AIRLINES COULD begin to face a shortage of aircraft capacity as soon as 1996, leading to a steep rise in leasing rates according to industry specialist, GATX Air.

"There's going to be a scarcity again," warned GATX Air executive vice-president Glenn Hickerson, when he addressed airline representatives at a Russia-American aerospace conference in San Diego, California, earlier this month.

He says that there is growing optimism within the market that the recession has now "bottomed out, at least in the near term", adding that any further increase in demand will result in a capacity shortfall and spur a steep increase in leasing rates.

Citing narrowbody aircraft as an example, Hickerson says that current operating-lease rates of typically $10,000 a month could rise to around $50,000 a month for a five-year lease.

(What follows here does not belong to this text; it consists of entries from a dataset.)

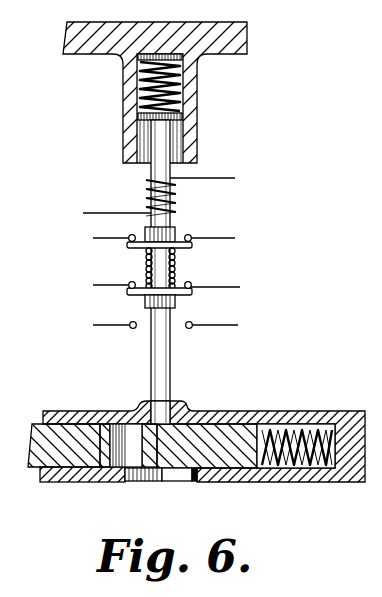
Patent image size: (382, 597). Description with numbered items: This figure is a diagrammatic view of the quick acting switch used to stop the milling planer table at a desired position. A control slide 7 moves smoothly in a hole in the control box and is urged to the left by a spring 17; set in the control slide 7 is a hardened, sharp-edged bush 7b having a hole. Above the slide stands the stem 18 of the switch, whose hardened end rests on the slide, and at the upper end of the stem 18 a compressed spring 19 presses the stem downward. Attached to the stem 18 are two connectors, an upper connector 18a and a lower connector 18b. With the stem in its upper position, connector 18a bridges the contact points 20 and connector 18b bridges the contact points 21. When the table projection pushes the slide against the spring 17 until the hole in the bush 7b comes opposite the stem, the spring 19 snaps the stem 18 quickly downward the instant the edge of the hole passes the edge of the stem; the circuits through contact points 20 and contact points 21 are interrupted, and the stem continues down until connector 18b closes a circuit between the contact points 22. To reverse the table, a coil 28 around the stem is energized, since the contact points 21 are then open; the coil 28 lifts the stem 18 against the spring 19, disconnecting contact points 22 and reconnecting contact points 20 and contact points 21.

The control slide 7 is at (33, 423).
The bush 7b is at (103, 467).
The spring 17 is at (327, 425).
The stem 18 is at (168, 372).
The connector 18a is at (192, 247).
The connector 18b is at (192, 295).
The spring 19 is at (137, 84).
The contact points 20 is at (129, 237).
The contact points 21 is at (129, 285).
The contact points 22 is at (130, 328).
The coil 28 is at (150, 199).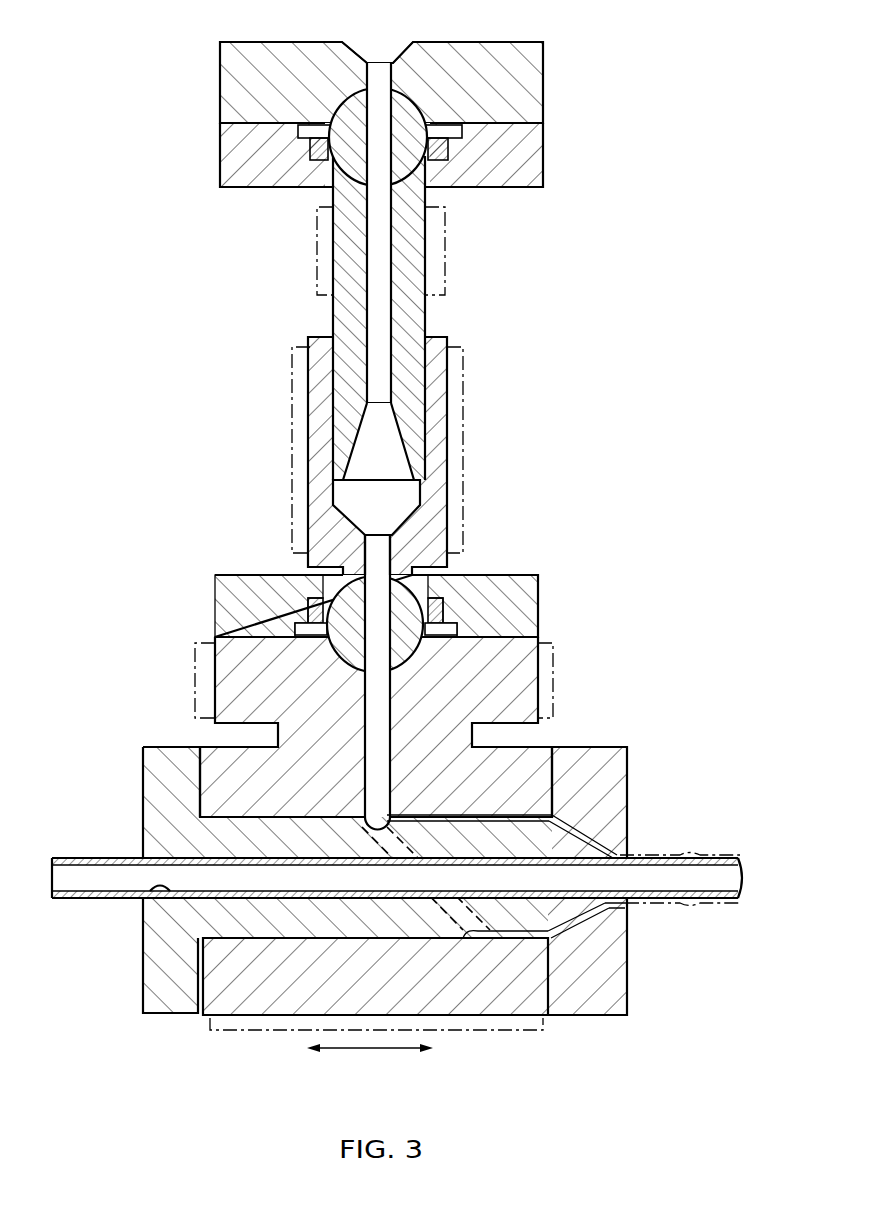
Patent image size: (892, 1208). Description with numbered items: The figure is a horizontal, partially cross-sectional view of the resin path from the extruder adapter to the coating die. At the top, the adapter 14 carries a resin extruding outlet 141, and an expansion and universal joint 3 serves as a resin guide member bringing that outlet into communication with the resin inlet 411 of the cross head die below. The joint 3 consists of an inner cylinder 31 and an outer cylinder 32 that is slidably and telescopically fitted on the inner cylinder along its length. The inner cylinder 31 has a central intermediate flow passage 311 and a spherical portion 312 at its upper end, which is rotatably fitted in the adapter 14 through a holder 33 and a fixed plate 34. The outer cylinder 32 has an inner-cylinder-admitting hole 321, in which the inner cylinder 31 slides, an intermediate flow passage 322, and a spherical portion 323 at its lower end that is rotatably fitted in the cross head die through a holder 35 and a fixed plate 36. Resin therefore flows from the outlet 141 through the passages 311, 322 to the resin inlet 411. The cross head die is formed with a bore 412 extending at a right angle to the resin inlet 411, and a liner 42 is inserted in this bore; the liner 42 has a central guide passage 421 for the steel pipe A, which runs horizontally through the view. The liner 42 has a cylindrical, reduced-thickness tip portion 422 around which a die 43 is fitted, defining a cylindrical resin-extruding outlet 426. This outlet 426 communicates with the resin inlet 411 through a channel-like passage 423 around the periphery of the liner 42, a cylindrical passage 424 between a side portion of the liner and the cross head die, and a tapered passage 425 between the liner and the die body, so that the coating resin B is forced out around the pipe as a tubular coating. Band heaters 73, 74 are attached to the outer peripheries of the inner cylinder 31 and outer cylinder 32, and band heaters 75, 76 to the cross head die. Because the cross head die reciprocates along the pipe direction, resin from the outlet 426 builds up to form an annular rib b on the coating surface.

For widebodied aircraft, he predicts that the cost of leasing McDonnell Douglas DC-10-10/30s and Lockheed L-1011-1/50/200/500s will go up.

Airliner manufacturing lead times have been forced down, from 24-36 months, to around a year through the recession, so the dearth of orders today is likely to translate into a shortage of new deliveries by 1996, he argues. That is despite the prospect of "...700 parked aircraft will come back into the inventory".

California-based GATX Air has arranged leases or financing on a fleet of 107 aircraft which are operated by around 40 airlines internationally.